Icon Zwei Menschen mit Pfeilen

An vielen Orten gibt es bereits inklusive Wohnformen. Darunter versteht man Haus- oder Wohngemeinschaften, in denen Menschen mit und ohne Behinderungen zusammenleben. WOHN:SINN e. V. ist ein Bündnis von Akteuren des inklusiven Wohnens aus ganz Deutschland. Im Gespräch mit Tobias Polsfuß erfahren wir, wie inklusive Wohngemeinschaften funktionieren und was das Besondere daran ist. Außerdem verrät er uns alle wichtigen Informationen für Interessierte, die inklusiv wohnen wollen oder eine inklusive WG gründen möchten.

Tobias Polsfuß startete WOHN:SINN ursprünglich als ehrenamtliches Projekt und ist mittlerweile Bundeskoordinator und Geschäftsführer des Vereins WOHN:SINN – Bündnis für inklusives Wohnen e. V., der aus dem Projekt entstanden ist.

Herr Polsfuß, wie ist die Idee zur Gründung zu Ihrem Projekt, vor allem der inklusiven WG, entstanden?

Tobias Polsfuß: Ich selbst bin eher zufällig in eine inklusive Wohngemeinschaft gezogen. Auf der Suche nach einer Bleibe am Anfang meines Studiums erzählte mir jemand vom Verein Gemeinsam Leben Lernen. Dieser betreibt mittlerweile zehn WGs, in denen Menschen mit und ohne sogenannte geistige Behinderungen zusammenleben. Was für mich zugegeben erst einmal wie ein Abenteuer wirkte, stellte sich als ein tolles Zuhause heraus, in dem ich nun achteinhalb Jahre lebe.

Viele inklusive Wohnprojekte starten aus privater Initiative von Menschen mit Behinderungen und ihren Angehörigen, die mit dem bestehenden Wohnangebot unzufrieden sind. Aber es gibt auch viele Träger der Behindertenhilfe, die in Zeiten des BTHG neue Wege einschlagen wollen und sich auf inklusive Angebote ausrichten. Auch Wohnungsunternehmen kommen auf uns zu und möchten zu inklusivem Wohnen beraten werden.
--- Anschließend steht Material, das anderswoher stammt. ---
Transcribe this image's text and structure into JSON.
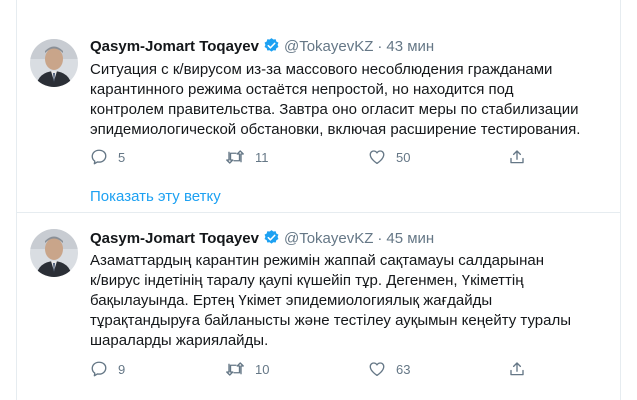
{
  "tweets": [
    {
      "name": "Qasym-Jomart Toqayev",
      "handle": "@TokayevKZ",
      "separator": "·",
      "time": "43 мин",
      "lines": [
        "Ситуация с к/вирусом из-за массового несоблюдения гражданами",
        "карантинного режима остаётся непростой, но находится под",
        "контролем правительства. Завтра оно огласит меры по стабилизации",
        "эпидемиологической обстановки, включая расширение тестирования."
      ],
      "replies": "5",
      "retweets": "11",
      "likes": "50",
      "show_thread": "Показать эту ветку"
    },
    {
      "name": "Qasym-Jomart Toqayev",
      "handle": "@TokayevKZ",
      "separator": "·",
      "time": "45 мин",
      "lines": [
        "Азаматтардың карантин режимін жаппай сақтамауы салдарынан",
        "к/вирус індетінің таралу қаупі күшейіп тұр. Дегенмен, Үкіметтің",
        "бақылауында. Ертең Үкімет эпидемиологиялық жағдайды",
        "тұрақтандыруға байланысты және тестілеу ауқымын кеңейту туралы",
        "шараларды жариялайды."
      ],
      "replies": "9",
      "retweets": "10",
      "likes": "63"
    }
  ],
  "icons": {
    "avatar": "avatar-photo",
    "verified": "verified-badge-icon",
    "reply": "reply-icon",
    "retweet": "retweet-icon",
    "like": "heart-icon",
    "share": "share-icon"
  },
  "colors": {
    "link": "#1da1f2",
    "muted": "#657786",
    "text": "#14171a",
    "border": "#e6ecf0"
  }
}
Was bedeutet barrierefrei für Ihre Wohngemeinschaften?

Tobias Polsfuß: Die Wohngemeinschaften in unserem Netzwerk sind so vielfältig wie ihre Bewohnerinnen und Bewohner. Baulich reicht das Spektrum von kleinen Wohnungen im nicht gerade barrierefreien Altbau bis hin zur rollstuhlgerechten Neubauwohnung. Letzteres überwiegt allerdings eindeutig, da die Wohnungen häufig nicht nur barrierefrei sein müssen, sondern auch andere Anforderungen haben, z. B. Gemeinschaftsräume.
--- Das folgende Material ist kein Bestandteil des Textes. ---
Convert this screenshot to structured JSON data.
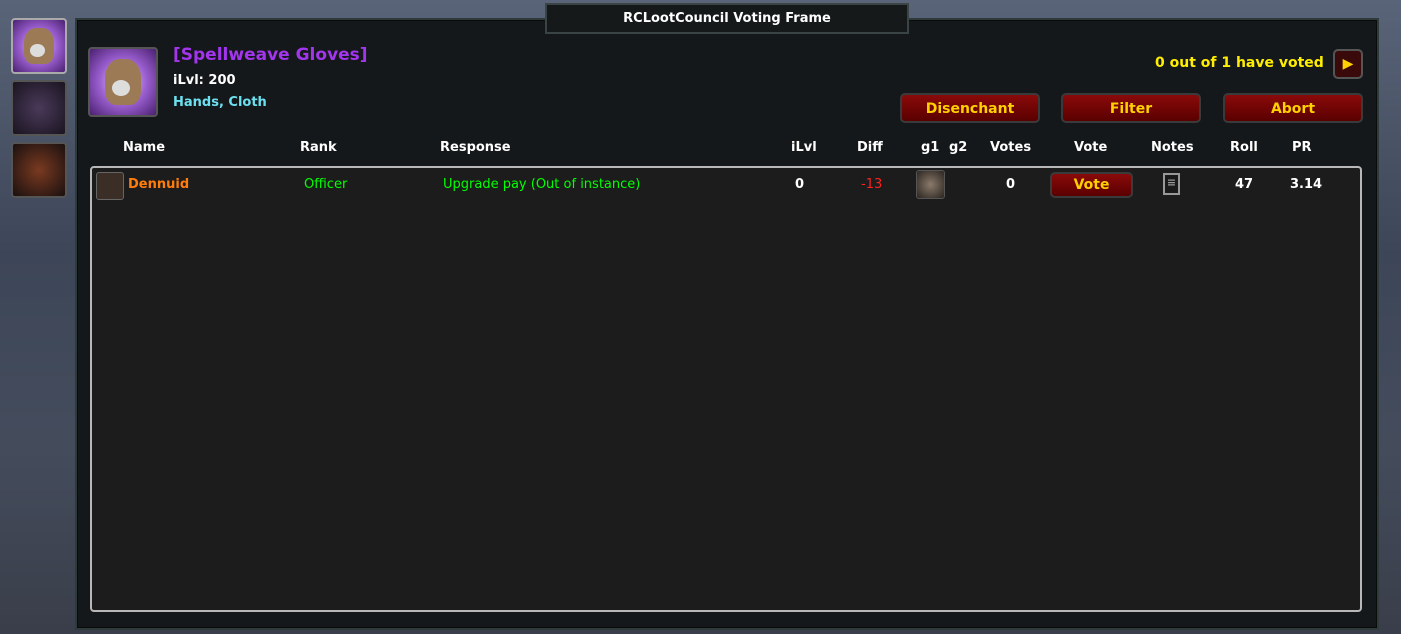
{
  "window": {
    "title": "RCLootCouncil Voting Frame"
  },
  "item": {
    "name": "[Spellweave Gloves]",
    "ilvl": "iLvl: 200",
    "type": "Hands, Cloth",
    "name_color": "#a335ee"
  },
  "vote_status": "0 out of 1 have voted",
  "buttons": {
    "disenchant": "Disenchant",
    "filter": "Filter",
    "abort": "Abort"
  },
  "columns": [
    "Name",
    "Rank",
    "Response",
    "iLvl",
    "Diff",
    "g1",
    "g2",
    "Votes",
    "Vote",
    "Notes",
    "Roll",
    "PR"
  ],
  "rows": [
    {
      "name": "Dennuid",
      "rank": "Officer",
      "response": "Upgrade pay (Out of instance)",
      "ilvl": "0",
      "diff": "-13",
      "votes": "0",
      "vote_button": "Vote",
      "roll": "47",
      "pr": "3.14",
      "name_color": "#ff7d0a",
      "response_color": "#00ff00",
      "diff_color": "#ff2020"
    }
  ]
}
Im Neubau empfehlen wir immer am Bedarf der Zielgruppe zu planen, wenn möglich diese auch aktiv einzubinden. Es ist wichtig zu verstehen, dass Barrierefreiheit immer günstiger kommt, wenn sie von Anfang an mitgedacht wird. Dabei sollte auch ein Augenmerk auf die Flexibilität geworfen werden. Nur weil jemand jetzt keinen Rollstuhl benötigt, muss das nicht immer so sein oder vielleicht sitzt ja auch seine neue Freundin im Rollstuhl, die zu Besuch kommen möchte.

Wie wird das Zusammenleben aller (Bewohner*innen mit und ohne Behinderungen und der fachlichen Unterstützung) organisiert? Wie gestaltet sich der Alltag?

Tobias Polsfuß: Eine inklusive WG braucht eine gewisse Struktur. Weit weniger als ein Heim, aber doch mehr als eine klassische Studenten-WG. Häufig gibt es Dienstpläne, die den Haushalt und die Assistenz für die behinderten Bewohner*innen regeln. Außerdem arbeitet in aller Regel mindestens eine sozialpädagogische Fachkraft als Koordinator*in in der WG. Sie moderiert das Zusammenleben und kümmert sich um Organisatorisches. Wichtig ist auch der Blick für jeden Einzelnen, gerade wenn sich jemand nicht oder nur schwer äußern kann. Dass es Struktur braucht, soll aber nicht heißen, dass sich das Leben nach der Struktur richtet. Wilde Partys oder auch einfach mal auf das eigene Zimmer verkriechen – jeder muss seine eigene Balance finden.

Welche drei Stichworte fallen Ihnen zum Wohnen in einer inklusiven WG ein?

Tobias Polsfuß:

  • Selbstbestimmung: In einer inklusiven WG entscheidet jeder selbst, wann er/sie ins Bett gehen möchte oder wer ihm/ihr beim Duschen hilft.
  • Soziales Miteinander: Durch das Zusammenleben in einer Wohn- oder Hausgemeinschaft entstehen neue Freundschaften – auch über die Zeit als Mitbewohner*innen hinaus.
  • Flexible Unterstützung: Dadurch, dass in inklusiven WGs die nicht-behinderten Mitbewohner*innen häufig in die Assistenz miteingebunden sind, entsteht eine gewisse Flexibilität, die nur mit Fachpersonal meist nicht gegeben ist.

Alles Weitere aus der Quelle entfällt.